Parmi les témoignages présentés à l'exposition, il y a celui de Manuel Leite, d'abord menuisier, puis syndicaliste à Unia, aujourd'hui retraité. Il a subi les contrôles à Brigue. En marge de l’exposition, il se rappelle «les nombreuses personnes en file indienne devant le contrôle, le personnel médical vêtu de blanc, la sélection finale qui pouvait aller jusqu'au rejet». Il ajoute: «Les tests pulmonaires étaient un prétexte pour écarter les physiques jugés inaptes, pour sanctionner les handicaps, même légers, ou les corps qui n'étaient pas en parfaite forme.» Il se souvient également du temps passé comme saisonnier loin de sa femme et de son fils, puis de la clandestinité dans laquelle ils ont été contraints de vivre pendant des années, lorsque Manuel Leite a décidé de les faire venir du Portugal: «Pour nous, saisonniers, il y avait les contrôles humiliants à la frontière, la dépendance totale vis-à-vis de l'employeur et l'impossibilité de faire venir la famille en Suisse. Ceux qui l'ont fait, comme moi, ont dû choisir la voie de la clandestinité. Heureusement, il y avait aussi ceux qui, comme le directeur de la première école de mon fils, pensaient autrement et se mettaient en quatre pour garantir un minimum de droits.»
Murs et résistance
L’exposition de Sion présente également l'œuvre cinématographique des artistes Maria Iorio et Raphaël Cuomo intitulée «2», chiffre qui fait référence aux personnes qui n'ont pas pu entrer en Suisse parce qu'elles ont été refoulées après avoir été contrôlées. Les deux artistes ont en effet mis en lumière les histoires de ceux qui, pour une raison ou une autre, ont été rejetés par les autorités suisses. L'opération, à la fois éthique et poétique, a consisté à dévoiler des existences et des destins cachés derrière les froids documents administratifs conservés dans les archives de l'Etat du Valais. Il s'agit d'hommes et de femmes venus en Suisse à la recherche d'un travail ou pour rejoindre un membre de leur famille.

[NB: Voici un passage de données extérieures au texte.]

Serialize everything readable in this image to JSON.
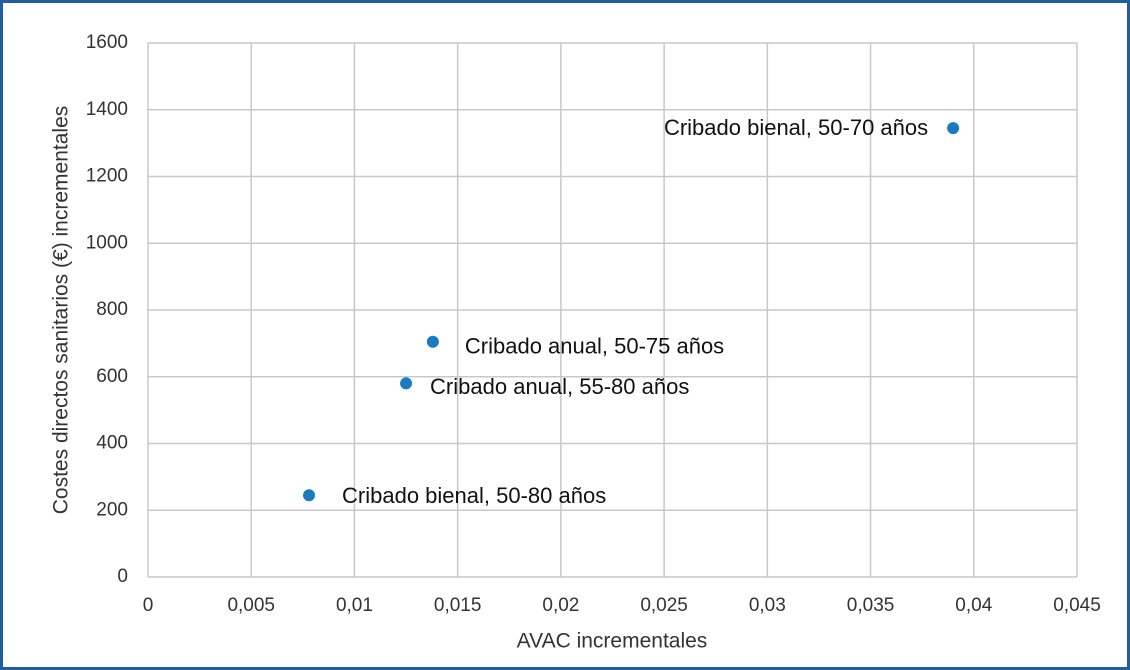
{
  "chart_data": {
    "type": "scatter",
    "x_label": "AVAC incrementales",
    "y_label": "Costes directos sanitarios (€) incrementales",
    "x": [
      0.0078,
      0.0125,
      0.0138,
      0.039
    ],
    "y": [
      245,
      580,
      705,
      1345
    ],
    "labels": [
      "Cribado bienal, 50-80 años",
      "Cribado anual, 55-80 años",
      "Cribado anual, 50-75 años",
      "Cribado bienal, 50-70 años"
    ],
    "color": "#1b7bc0",
    "xlim": [
      0,
      0.045
    ],
    "xticks": [
      0,
      {
        "value": 0.005,
        "label": "0,005"
      },
      {
        "value": 0.01,
        "label": "0,01"
      },
      {
        "value": 0.015,
        "label": "0,015"
      },
      {
        "value": 0.02,
        "label": "0,02"
      },
      {
        "value": 0.025,
        "label": "0,025"
      },
      {
        "value": 0.03,
        "label": "0,03"
      },
      {
        "value": 0.035,
        "label": "0,035"
      },
      {
        "value": 0.04,
        "label": "0,04"
      },
      {
        "value": 0.045,
        "label": "0,045"
      }
    ],
    "ylim": [
      0,
      1600
    ],
    "yticks": [
      0,
      200,
      400,
      600,
      800,
      1000,
      1200,
      1400,
      1600
    ],
    "grid": true
  }
}
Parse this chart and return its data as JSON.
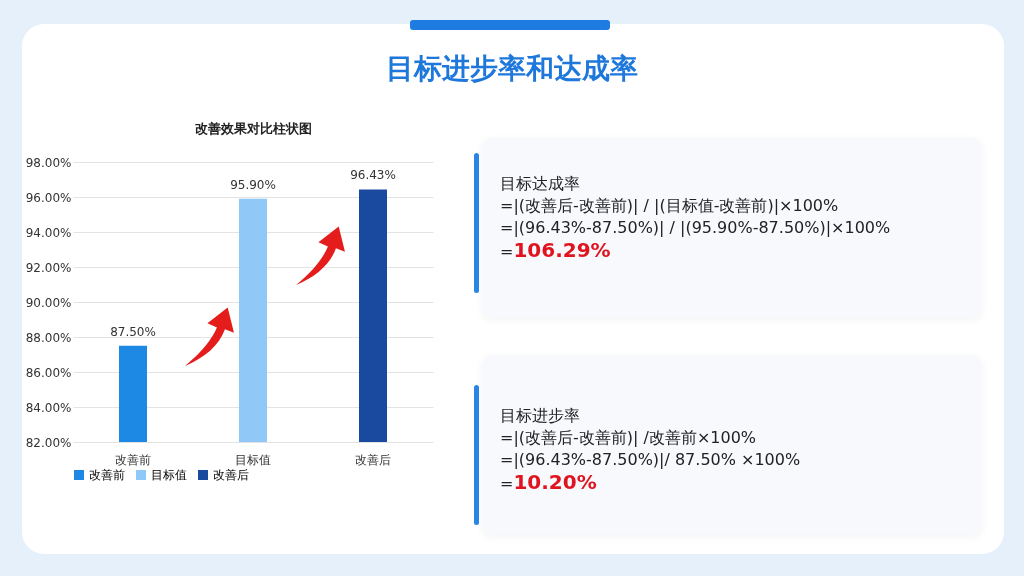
{
  "chart_data": [
    {
      "type": "other",
      "title": "目标进步率和达成率"
    },
    {
      "type": "bar",
      "title": "改善效果对比柱状图",
      "categories": [
        "改善前",
        "目标值",
        "改善后"
      ],
      "series": [
        {
          "name": "改善前",
          "color": "#1e88e5",
          "values": [
            87.5,
            null,
            null
          ],
          "value_labels": [
            "87.50%",
            null,
            null
          ]
        },
        {
          "name": "目标值",
          "color": "#90c8f8",
          "values": [
            null,
            95.9,
            null
          ],
          "value_labels": [
            null,
            "95.90%",
            null
          ]
        },
        {
          "name": "改善后",
          "color": "#1a4aa0",
          "values": [
            null,
            null,
            96.43
          ],
          "value_labels": [
            null,
            null,
            "96.43%"
          ]
        }
      ],
      "ylim": [
        82,
        98
      ],
      "yticks": [
        {
          "value": 82,
          "label": "82.00%"
        },
        {
          "value": 84,
          "label": "84.00%"
        },
        {
          "value": 86,
          "label": "86.00%"
        },
        {
          "value": 88,
          "label": "88.00%"
        },
        {
          "value": 90,
          "label": "90.00%"
        },
        {
          "value": 92,
          "label": "92.00%"
        },
        {
          "value": 94,
          "label": "94.00%"
        },
        {
          "value": 96,
          "label": "96.00%"
        },
        {
          "value": 98,
          "label": "98.00%"
        }
      ],
      "grid": "y",
      "legend": "bottom"
    },
    {
      "type": "other",
      "title": "目标达成率",
      "annotations": [
        "=|(改善后-改善前)| / |(目标值-改善前)|×100%",
        "=|(96.43%-87.50%)| / |(95.90%-87.50%)|×100%",
        "=106.29%"
      ]
    },
    {
      "type": "other",
      "title": "目标进步率",
      "annotations": [
        "=|(改善后-改善前)| /改善前×100%",
        "=|(96.43%-87.50%)|/ 87.50% ×100%",
        "=10.20%"
      ]
    }
  ]
}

Les histoires des femmes sont les plus intéressantes, car elles renversent des stéréotypes tenaces et nous montrent que celles-ci ont souvent émigré seules à la recherche d'un travail et pas nécessairement en tant qu'épouse à la suite de leur mari. Pour ces femmes, le contrôle médical pouvait également déboucher sur une surveillance ultérieure visant à vérifier leur probité, leur comportement sexuel et leur conformité à d'autres valeurs de la morale bourgeoise austère de la Suisse de l'époque. Le contrôle médical se transformait ainsi en un contrôle complet du corps et de l'âme, qui pouvait conduire à l'expulsion après l'entrée dans le pays. Parmi les documents, se trouvent certains concernant des femmes de ménage, des blanchisseuses, des femmes à tout faire. Il y a également des témoignages de personnes qui, grâce à un petit stratagème ou à la suite d'erreurs bureaucratiques, ont réussi à éviter les contrôles ou le refoulement. Il s'agit de petits actes de résistance contre un dispositif qui a créé des douleurs et des traumatismes auxquels les deux auteurs rendent hommage à juste titre.
Infos pratiques:
Date: L'exposition Medical Borders est ouverte jusqu’au 5 avril.
Lieu: Les Arsenaux - Médiathèque du Valais, rue de Lausanne 45, Sion.
Horaires: 8h30 à 18h (lu et ve), 8h30 à 19h (ma-je), 8h30 à 17h (sa). Fermé le 19 mars (Saint-Joseph).